Well so much for Aunt Cal’s connection with the mystery, I thought, as we sat in silence and watched her spare, uncompromising figure with Adam closely at heel disappear inside the kitchen door. Hamish, who had kept silence for a longer period than I would have deemed possible, now let out an explosive “Whew!” And added gloomily, “And she went and left my present behind!” It was true; the combination mousetrap and insect sprayer still lay in its wrappings on the bench. But the letter was gone!
“Never mind, Hamish,” I said consolingly. “I think Aunt Cal really was upset you know, though she didn’t show it. I’m sure nothing but great stress of mind would have made her forget your lovely present!”
“Well, maybe,” he returned. “I suppose I’d better be going. Glad I made a copy of that letter though!”
So Hamish had copied the “cryptic message” too. Well, there were plenty of copies going around. Eve had one, and now Hamish, and I would not have been surprised if Michael—for all his seeming indifference—had one too. Besides that, Mr. Bangs apparently had the measurements in his head, as he had proved. At this rate, all Fishers Haven might soon be in the secret of the whereabouts of Captain Judd’s treasure.
“Eve,” I said, after we had locked the back door and gone up to bed, “do you think Aunt Cal will do anything?”
Eve shook her head slowly. “I can’t make her out,” she said. “I’m as sure as anything that she recognized the handwriting on that paper but that’s absolutely all I am sure of. If Hamish thought he had pulled a coup, he jolly well must have been disappointed.”

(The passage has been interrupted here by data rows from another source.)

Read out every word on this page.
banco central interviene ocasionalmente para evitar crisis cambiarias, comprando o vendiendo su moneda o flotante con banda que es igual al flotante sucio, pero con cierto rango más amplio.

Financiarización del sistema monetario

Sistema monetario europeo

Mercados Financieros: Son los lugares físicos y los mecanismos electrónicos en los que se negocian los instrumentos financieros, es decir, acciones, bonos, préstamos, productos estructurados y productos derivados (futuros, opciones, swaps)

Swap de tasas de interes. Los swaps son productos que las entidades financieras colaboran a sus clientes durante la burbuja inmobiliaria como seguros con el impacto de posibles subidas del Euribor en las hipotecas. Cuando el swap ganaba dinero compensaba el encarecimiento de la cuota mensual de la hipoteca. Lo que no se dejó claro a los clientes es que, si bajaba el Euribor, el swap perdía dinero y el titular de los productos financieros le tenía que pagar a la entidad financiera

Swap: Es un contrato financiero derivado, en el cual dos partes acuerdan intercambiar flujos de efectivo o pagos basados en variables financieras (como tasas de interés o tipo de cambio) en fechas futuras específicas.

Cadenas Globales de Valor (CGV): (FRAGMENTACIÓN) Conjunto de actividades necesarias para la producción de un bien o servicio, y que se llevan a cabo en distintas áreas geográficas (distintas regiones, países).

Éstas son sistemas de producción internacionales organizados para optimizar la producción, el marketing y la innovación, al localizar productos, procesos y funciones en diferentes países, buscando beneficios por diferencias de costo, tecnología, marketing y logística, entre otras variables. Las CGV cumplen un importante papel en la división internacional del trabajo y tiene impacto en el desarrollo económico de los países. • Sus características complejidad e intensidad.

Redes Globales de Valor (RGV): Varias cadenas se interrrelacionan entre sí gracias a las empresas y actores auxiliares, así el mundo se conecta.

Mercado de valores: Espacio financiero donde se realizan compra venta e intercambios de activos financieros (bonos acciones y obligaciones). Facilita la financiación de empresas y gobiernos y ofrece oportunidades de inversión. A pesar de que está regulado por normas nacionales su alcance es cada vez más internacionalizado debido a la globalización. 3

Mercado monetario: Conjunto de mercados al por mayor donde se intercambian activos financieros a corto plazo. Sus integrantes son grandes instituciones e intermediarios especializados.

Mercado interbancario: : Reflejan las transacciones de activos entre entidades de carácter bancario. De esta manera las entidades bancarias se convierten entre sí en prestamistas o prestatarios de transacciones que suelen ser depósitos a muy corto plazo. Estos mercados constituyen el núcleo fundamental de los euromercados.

“What?” I demanded. “You mean Hamish dropped that letter on purpose?”
“Why of course he did,” returned Eve. “He wanted Aunt Cal to see it; he thought he’d find out something.”
“But,” I protested indignantly, “didn’t we practically swear both him and Hattie May to secrecy before we showed it to them!”

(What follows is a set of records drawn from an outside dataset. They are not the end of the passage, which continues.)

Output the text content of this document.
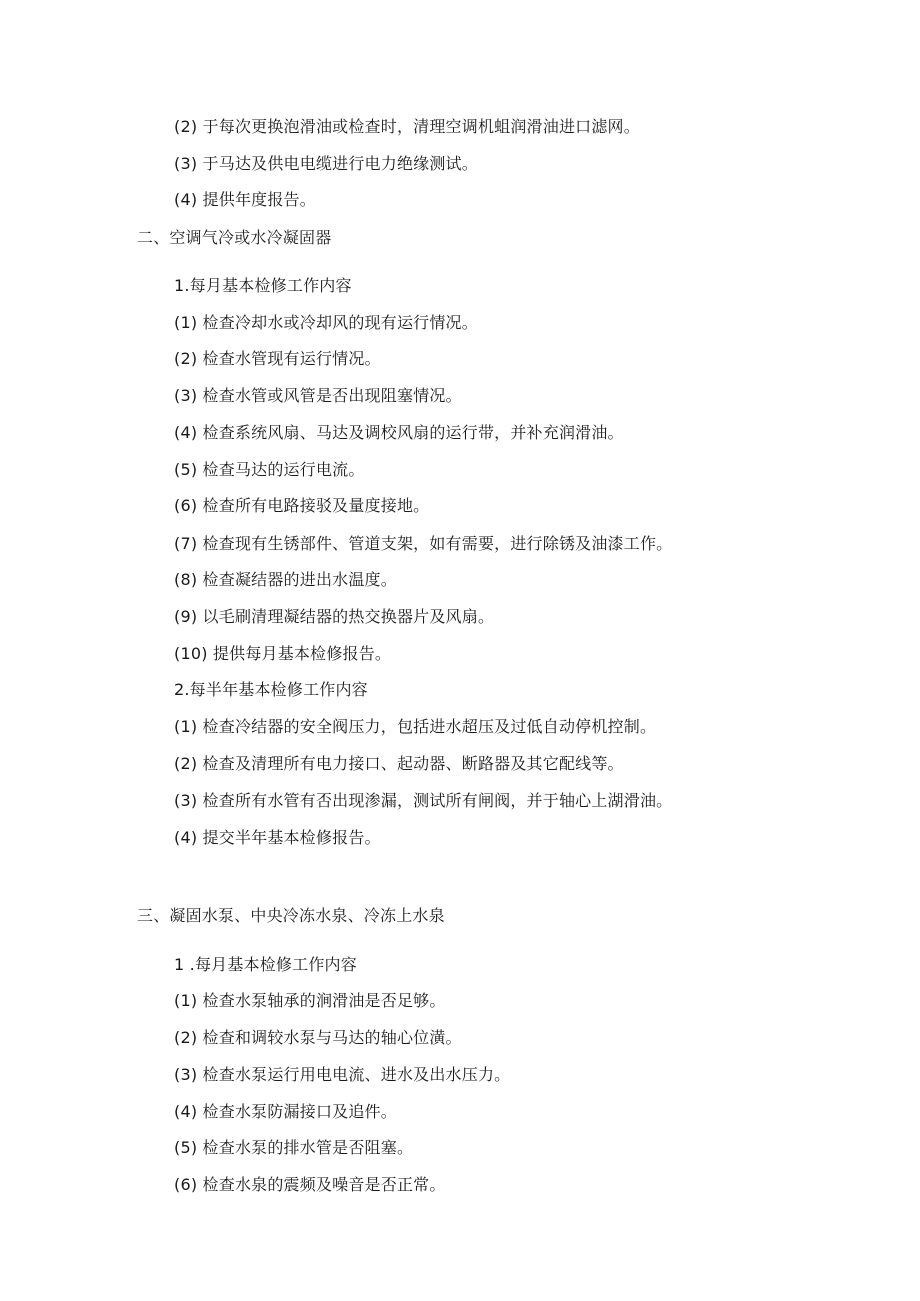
(2) 于每次更换泡滑油或检查时，清理空调机蛆润滑油进口滤网。
(3) 于马达及供电电缆进行电力绝缘测试。
(4) 提供年度报告。
二、空调气冷或水冷凝固器
1.每月基本检修工作内容
(1) 检查冷却水或冷却风的现有运行情况。
(2) 检查水管现有运行情况。
(3) 检查水管或风管是否出现阻塞情况。
(4) 检查系统风扇、马达及调校风扇的运行带，并补充润滑油。
(5) 检查马达的运行电流。
(6) 检查所有电路接驳及量度接地。
(7) 检查现有生锈部件、管道支架，如有需要，进行除锈及油漆工作。
(8) 检查凝结器的进出水温度。
(9) 以毛刷清理凝结器的热交换器片及风扇。
(10) 提供每月基本检修报告。
2.每半年基本检修工作内容
(1) 检查冷结器的安全阀压力，包括进水超压及过低自动停机控制。
(2) 检查及清理所有电力接口、起动器、断路器及其它配线等。
(3) 检查所有水管有否出现渗漏，测试所有闸阀，并于轴心上湖滑油。
(4) 提交半年基本检修报告。
三、凝固水泵、中央冷冻水泉、冷冻上水泉
1 .每月基本检修工作内容
(1) 检查水泵轴承的涧滑油是否足够。
(2) 检查和调较水泵与马达的轴心位潢。
(3) 检查水泵运行用电电流、进水及出水压力。
(4) 检查水泵防漏接口及追件。
(5) 检查水泵的排水管是否阻塞。
(6) 检查水泉的震频及噪音是否正常。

“They agreed not to say anything. They didn’t agree not to drop things around apparently by accident.”
“That Hamish!” I cried; “somebody ought to—to sit on him so hard—well hard enough to make him yell.”
“I warned you there’d be trouble,” said Eve, “just as soon as Hattie May put her nose into this business.”
I was just ready for bed when I found that I had left my wristwatch downstairs on the kitchen shelf. Slipping into my bathrobe, I was about to steal down after it when I was surprised to see a light coming from the front room below stairs. Had Aunt Cal gone down again, I wondered—or was this another evening visitor?